Prime Minister Narendra Modi recently has recently hinted that government may soon tighten noose around Benami property, prices of luxury home is likely to fall by 25-30 per cent following demonetisation of Rs 500 and Rs 1,000 notes as transactions in this segment involved lots of cash payments, according to real estate consultant JLL.
"The real estate sector will definitely be affected by the demonetisation exercise as it has traditionally seen a very high involvement of black money and cash transactions," said Ashwinder Raj Singh, CEO - Residential Services, JLL India. "However, almost all such incidence has been in the secondary sales market, where cash components have traditionally been a veritable 'must'."
In other words, he said, the resale properties segment will take a big hit. Stating that the luxury and high-end segments of housing segment will see a major impact, he said, "The legal banking financing channels have accounted for only a small part of all transactions in this space. The demonetisation move is likely to result in luxury property prices dropping by as much as 25-30 per cent as sellers struggle to offload properties to generate liquidity."
The luxury home buyers will suddenly have a much wider bandwidth of options to choose from, he added. "With black money suddenly being wiped out of the market, a lot of investors who have been investing in projects with unaccounted-for money - and raising prices to book profits - will be eliminated from the system, thereby aiding a much-needed correction," Singh said. The primary market - or, more specifically, the market formed by projects undertaken by reputed and credible developers in the top 8 Indian cities - would remain more or less unaffected, the consultant said.

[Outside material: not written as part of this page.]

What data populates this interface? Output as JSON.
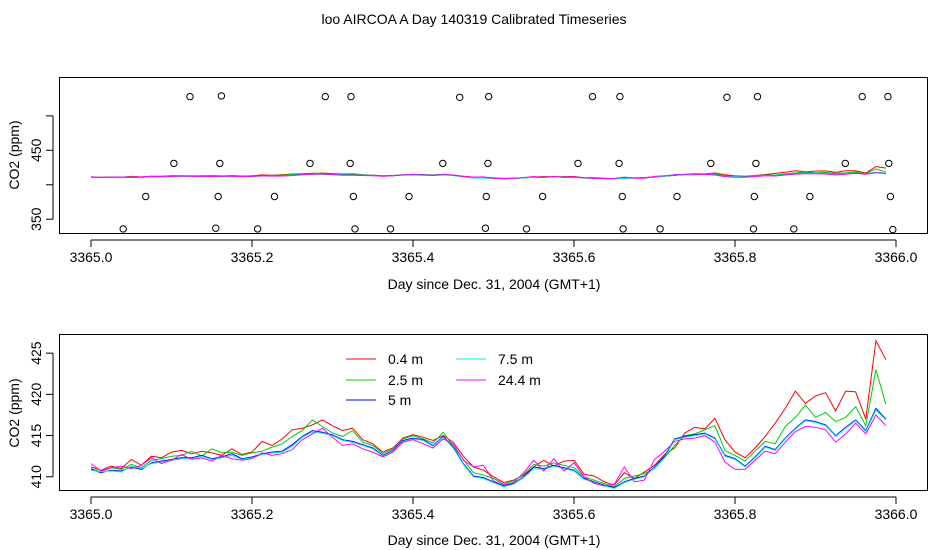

This is because buyers into such projects take the home loans/finance route to buy their homes, and transactions are done through legal channels, he said, adding that there would not be any major impact on sales in this segment. "However, there might be an impact on quite a few projects in tier 2 or 3 cities where cash has played a role even in primary residential sales. However, the turmoil in the segment will settle down in a short period of time," he said.
On the overall impact on the sector, Singh hoped the passage of the Real Estate Regulation and Development Act 2016, the Benami Transactions Act and now the demonetisation move would ensure that going forward, the sector will lose much of its historic taint and become more transparent.
"Only players who conduct their business with integrity will survive. This augurs well for end-users, who will be aware of their rights, have the assurance of not being cheated and will no longer need to contend with constantly rising prices," he said.